De rechtbank heeft op 20 mei 2008 dit bezwaarschrift in raadkamer behandeld.
Verdachte, bijgestaan door mr. M. Pestman, advocaat te Amsterdam, is in raadkamer gehoord.
De officieren van justitie, mr. J.S. de Vries en mr. I.C.M.E. Meissen, hebben in raadkamer geconcludeerd tot ongegrondverklaring van het bezwaarschrift.
De bevoegdheid van de rechtbank en de ontvankelijkheid van verdachte
De raadkamer van de rechtbank is bevoegd tot afdoening van het bezwaarschrift.
De kennisgeving van verdere vervolging is op 18 januari 2008 aan verdachte betekend. Het bezwaarschrift is tijdig ingediend, zodat verdachte in het bezwaarschrift kan worden ontvangen.

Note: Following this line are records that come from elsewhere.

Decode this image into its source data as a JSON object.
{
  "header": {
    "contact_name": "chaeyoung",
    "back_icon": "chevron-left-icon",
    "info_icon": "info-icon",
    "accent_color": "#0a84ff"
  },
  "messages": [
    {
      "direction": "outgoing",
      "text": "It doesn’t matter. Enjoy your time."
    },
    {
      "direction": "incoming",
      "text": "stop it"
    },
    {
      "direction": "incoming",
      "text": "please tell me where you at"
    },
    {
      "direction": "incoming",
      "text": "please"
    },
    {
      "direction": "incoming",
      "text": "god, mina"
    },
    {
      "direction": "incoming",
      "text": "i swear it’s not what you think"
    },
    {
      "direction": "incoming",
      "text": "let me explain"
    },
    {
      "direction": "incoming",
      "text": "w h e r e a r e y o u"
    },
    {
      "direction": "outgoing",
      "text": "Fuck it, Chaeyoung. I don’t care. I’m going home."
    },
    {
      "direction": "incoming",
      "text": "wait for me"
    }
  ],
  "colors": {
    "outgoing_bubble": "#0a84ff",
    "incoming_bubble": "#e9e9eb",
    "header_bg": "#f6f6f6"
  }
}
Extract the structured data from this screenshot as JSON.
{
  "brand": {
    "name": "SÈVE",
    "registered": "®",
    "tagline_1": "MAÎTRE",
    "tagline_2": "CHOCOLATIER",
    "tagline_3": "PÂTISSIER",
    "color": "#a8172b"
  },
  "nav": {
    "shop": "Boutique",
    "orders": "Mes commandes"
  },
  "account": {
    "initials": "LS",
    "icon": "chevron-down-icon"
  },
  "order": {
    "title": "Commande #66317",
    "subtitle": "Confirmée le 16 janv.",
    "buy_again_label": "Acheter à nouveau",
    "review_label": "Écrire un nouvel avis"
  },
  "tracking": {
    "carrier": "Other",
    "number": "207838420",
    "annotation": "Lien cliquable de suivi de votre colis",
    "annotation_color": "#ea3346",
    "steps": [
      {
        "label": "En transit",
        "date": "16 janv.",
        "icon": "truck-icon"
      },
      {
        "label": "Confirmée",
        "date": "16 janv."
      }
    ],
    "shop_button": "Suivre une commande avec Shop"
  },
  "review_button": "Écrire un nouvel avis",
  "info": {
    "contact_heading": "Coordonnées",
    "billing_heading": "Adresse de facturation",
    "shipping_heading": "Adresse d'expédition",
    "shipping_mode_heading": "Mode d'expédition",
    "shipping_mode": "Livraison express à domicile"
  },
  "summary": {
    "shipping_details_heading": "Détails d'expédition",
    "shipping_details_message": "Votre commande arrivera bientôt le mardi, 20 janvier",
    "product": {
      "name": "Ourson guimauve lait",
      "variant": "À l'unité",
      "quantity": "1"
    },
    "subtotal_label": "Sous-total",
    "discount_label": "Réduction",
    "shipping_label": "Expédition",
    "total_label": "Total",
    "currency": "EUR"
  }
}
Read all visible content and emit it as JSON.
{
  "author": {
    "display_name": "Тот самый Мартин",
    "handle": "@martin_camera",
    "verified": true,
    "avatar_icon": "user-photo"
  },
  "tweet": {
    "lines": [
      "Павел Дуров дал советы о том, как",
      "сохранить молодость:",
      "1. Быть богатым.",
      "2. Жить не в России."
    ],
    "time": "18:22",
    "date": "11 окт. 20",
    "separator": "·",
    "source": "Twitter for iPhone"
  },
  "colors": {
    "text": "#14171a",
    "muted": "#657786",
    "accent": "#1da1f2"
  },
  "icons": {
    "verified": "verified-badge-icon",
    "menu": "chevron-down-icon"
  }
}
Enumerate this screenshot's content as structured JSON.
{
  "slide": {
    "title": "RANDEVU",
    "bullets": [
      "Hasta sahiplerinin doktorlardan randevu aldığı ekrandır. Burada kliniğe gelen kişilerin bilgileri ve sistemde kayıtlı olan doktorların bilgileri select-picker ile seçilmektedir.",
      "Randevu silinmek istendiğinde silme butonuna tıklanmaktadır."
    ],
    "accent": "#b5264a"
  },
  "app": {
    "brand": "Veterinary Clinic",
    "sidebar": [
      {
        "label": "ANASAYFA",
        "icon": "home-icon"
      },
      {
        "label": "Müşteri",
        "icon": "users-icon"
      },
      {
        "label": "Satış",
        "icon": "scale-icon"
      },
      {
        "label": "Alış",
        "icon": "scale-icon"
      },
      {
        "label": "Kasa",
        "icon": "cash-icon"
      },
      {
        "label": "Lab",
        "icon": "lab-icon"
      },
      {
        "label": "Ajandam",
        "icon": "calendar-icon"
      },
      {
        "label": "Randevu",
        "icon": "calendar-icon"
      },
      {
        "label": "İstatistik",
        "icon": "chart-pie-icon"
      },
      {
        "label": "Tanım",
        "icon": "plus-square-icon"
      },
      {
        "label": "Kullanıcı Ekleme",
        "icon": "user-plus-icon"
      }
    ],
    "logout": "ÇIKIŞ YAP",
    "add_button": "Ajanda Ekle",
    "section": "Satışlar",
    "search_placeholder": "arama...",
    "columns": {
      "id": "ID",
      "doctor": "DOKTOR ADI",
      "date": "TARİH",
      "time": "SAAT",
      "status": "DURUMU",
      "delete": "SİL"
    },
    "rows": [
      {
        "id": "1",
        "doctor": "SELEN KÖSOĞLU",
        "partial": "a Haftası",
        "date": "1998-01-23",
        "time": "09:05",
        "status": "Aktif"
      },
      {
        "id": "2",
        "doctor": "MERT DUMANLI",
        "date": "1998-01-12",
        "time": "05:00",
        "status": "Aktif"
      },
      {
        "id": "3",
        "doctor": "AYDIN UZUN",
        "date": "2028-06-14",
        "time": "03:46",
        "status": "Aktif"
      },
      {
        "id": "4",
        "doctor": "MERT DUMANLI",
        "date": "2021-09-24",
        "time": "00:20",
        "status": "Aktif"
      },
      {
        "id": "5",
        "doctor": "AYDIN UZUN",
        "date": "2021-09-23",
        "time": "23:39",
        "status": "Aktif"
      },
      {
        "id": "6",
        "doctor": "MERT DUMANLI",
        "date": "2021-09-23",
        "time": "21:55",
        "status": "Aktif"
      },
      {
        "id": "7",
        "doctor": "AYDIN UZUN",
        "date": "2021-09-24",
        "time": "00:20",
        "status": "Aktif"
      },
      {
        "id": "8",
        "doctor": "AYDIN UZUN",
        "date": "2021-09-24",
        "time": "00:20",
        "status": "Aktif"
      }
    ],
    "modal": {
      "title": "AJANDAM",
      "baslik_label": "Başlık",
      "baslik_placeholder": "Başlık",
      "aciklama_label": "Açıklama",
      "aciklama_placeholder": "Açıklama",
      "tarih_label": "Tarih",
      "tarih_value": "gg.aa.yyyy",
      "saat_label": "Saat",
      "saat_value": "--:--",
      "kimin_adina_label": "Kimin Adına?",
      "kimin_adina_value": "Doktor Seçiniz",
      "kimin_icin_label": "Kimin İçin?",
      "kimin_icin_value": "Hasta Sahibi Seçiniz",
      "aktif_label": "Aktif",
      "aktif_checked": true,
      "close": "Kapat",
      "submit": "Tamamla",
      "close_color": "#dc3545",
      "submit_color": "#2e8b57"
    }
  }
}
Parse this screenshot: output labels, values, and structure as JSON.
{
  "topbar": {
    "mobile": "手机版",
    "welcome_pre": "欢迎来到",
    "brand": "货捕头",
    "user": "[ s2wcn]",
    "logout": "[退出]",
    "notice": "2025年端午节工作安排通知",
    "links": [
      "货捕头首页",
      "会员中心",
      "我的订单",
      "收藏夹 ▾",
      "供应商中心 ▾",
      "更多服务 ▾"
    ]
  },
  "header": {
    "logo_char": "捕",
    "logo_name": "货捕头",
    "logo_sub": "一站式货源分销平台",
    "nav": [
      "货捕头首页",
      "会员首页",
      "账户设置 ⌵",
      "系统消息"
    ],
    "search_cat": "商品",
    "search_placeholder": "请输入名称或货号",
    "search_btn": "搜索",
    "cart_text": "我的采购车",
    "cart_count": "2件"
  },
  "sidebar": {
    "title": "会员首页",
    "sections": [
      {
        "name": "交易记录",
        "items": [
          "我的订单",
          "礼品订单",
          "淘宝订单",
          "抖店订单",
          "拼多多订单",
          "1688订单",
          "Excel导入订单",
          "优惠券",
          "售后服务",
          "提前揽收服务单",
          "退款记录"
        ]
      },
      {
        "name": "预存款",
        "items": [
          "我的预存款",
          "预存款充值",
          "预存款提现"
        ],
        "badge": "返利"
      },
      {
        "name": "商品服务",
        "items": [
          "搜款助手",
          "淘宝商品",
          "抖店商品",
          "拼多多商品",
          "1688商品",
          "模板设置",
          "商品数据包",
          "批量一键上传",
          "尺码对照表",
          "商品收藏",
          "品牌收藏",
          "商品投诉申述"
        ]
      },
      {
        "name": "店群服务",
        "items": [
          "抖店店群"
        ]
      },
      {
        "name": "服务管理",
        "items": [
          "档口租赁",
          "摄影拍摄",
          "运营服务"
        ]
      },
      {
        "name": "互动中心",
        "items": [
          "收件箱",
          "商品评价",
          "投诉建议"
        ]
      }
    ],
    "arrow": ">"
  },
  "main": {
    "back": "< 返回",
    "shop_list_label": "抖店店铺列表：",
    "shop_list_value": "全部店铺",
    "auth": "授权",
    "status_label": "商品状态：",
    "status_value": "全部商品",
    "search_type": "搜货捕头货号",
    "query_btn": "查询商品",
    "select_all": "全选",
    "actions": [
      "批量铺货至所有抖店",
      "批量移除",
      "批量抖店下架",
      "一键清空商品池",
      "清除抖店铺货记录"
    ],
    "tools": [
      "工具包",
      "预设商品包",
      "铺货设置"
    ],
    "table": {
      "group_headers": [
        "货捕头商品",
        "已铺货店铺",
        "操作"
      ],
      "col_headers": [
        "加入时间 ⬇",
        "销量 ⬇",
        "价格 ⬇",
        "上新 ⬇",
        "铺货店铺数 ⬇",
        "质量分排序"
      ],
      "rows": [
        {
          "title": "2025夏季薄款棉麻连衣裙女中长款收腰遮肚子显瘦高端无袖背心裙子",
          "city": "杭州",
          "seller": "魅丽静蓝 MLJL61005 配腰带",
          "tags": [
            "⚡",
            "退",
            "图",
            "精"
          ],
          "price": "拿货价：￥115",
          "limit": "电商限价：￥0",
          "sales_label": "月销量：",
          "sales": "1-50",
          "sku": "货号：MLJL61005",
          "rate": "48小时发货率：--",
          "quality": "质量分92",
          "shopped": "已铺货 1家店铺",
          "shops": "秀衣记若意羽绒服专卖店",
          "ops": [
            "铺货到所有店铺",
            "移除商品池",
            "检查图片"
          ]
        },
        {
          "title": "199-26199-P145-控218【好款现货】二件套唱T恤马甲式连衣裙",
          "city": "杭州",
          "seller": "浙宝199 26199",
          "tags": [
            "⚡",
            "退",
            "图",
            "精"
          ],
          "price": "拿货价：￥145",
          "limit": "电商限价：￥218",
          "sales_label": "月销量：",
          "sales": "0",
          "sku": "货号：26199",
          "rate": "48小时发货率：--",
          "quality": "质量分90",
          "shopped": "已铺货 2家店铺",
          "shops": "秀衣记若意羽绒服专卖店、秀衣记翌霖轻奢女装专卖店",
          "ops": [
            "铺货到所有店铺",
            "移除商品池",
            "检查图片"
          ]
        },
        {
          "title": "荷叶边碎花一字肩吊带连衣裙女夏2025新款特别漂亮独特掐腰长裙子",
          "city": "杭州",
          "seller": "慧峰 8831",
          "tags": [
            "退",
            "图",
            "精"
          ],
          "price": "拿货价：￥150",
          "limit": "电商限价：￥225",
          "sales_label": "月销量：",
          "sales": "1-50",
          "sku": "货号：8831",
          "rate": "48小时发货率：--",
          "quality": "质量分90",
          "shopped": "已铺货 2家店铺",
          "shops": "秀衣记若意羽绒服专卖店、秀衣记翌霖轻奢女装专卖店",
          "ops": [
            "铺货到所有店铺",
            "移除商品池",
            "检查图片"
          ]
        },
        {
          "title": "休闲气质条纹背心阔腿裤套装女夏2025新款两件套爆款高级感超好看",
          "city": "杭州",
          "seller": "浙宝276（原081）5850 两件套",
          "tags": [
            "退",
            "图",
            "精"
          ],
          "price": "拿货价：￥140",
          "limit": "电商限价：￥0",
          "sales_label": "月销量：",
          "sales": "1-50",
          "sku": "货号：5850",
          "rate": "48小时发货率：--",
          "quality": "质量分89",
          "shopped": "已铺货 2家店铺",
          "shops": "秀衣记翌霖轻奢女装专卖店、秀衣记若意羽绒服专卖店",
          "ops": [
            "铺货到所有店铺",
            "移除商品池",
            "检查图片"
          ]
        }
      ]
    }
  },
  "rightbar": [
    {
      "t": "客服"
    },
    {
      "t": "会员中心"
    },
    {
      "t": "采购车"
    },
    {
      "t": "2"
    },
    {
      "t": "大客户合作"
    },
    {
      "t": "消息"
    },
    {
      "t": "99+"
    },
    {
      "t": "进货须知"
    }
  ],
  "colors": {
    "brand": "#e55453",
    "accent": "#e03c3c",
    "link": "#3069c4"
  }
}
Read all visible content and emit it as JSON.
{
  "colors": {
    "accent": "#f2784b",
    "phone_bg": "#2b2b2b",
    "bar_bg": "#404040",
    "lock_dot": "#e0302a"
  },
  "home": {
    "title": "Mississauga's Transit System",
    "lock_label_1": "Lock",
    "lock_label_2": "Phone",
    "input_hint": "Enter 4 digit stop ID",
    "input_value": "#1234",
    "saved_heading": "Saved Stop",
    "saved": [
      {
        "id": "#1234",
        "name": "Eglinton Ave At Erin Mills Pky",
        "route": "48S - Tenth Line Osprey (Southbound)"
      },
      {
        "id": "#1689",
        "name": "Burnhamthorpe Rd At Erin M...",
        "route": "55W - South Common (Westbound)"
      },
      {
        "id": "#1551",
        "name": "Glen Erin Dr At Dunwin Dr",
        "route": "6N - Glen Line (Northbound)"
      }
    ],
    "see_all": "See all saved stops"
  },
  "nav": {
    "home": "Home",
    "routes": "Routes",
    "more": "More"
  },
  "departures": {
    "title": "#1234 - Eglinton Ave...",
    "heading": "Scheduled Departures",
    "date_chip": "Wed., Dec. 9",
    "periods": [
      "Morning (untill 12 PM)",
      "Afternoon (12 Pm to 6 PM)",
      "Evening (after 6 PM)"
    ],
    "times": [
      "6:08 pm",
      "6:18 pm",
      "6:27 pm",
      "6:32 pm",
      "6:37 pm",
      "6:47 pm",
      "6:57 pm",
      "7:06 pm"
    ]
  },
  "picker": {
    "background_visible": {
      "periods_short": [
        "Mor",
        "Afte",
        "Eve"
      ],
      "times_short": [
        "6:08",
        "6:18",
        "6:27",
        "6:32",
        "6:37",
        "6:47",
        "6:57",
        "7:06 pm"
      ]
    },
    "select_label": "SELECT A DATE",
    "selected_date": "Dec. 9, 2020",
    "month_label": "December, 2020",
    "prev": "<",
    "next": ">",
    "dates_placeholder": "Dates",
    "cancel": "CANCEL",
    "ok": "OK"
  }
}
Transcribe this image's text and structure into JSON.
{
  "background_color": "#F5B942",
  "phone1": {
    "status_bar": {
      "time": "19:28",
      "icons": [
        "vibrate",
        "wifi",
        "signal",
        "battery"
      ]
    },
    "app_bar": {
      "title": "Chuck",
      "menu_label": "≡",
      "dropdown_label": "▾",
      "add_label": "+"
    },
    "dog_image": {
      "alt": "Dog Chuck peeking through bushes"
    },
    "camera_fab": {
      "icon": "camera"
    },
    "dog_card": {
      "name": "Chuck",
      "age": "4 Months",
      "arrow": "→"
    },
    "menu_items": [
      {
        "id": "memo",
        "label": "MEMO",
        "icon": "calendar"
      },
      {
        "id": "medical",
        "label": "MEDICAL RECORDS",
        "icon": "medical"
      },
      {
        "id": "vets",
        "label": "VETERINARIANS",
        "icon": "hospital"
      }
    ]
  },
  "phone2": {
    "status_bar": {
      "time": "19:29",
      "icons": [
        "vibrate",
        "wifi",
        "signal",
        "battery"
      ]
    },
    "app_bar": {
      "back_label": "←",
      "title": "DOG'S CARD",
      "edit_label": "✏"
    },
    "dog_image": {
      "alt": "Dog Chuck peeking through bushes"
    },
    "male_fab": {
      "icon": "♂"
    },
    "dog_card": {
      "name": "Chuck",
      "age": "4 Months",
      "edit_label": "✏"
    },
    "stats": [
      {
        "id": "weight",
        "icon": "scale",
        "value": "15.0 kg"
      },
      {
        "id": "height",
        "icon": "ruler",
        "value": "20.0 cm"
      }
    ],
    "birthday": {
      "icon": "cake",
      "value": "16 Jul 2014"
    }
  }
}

Het processuele verloop in de strafzaak van verdachte
Op 28 augustus 2007 is de verdachte in verzekering gesteld en is een gerechtelijk vooronderzoek in de strafzaak onder bovenstaand parketnummer geopend.
Op 31 augustus 2007 is de verdachte in bewaring gesteld op grond van verdenking van (zakelijk weergegeven):
-feit 1: het medeplegen dan wel het medeplegen van het uitlokken van het opzettelijk en met voorbedachten rade van het leven beroven van [R.K.],
-feit 2: de poging tot het medeplegen dan wel tot het medeplegen van het uitlokken van het opzettelijk en met voorbedachten rade van het leven beroven van [R.M.] en/of [E.R.M.] en/of één of meer onbekend gebleven personen,
-feit 3: het medeplegen dan wel het medeplegen van het uitlokken van het opzettelijk en met voorbedachten rade van het leven beroven van [A.G.T.] en/of [S.A.O.]. Deze feiten zouden zijn begaan te Utrecht, althans in Nederland en/of de Filippijnen in of omstreeks de periode van 1 januari 1987 tot en met 23 januari 2003, respectievelijk 26 september 2004.
Bij beschikking van 13 september 2007 heeft de raadkamer van deze rechtbank de vordering van de officier van justitie tot gevangenhouding van de verdachte afgewezen.
Tegen deze beschikking heeft de officier van justitie hoger beroep ingesteld.
Bij beschikking van 3 oktober 2007 heeft het ook het Gerechtshof te 's-Gravenhage de vordering van het openbaar ministerie tot gevangenhouding van de verdachte afgewezen.
Bij beschikking van 21 november 2007 heeft de rechter-commissaris het gerechtelijk vooronderzoek gesloten.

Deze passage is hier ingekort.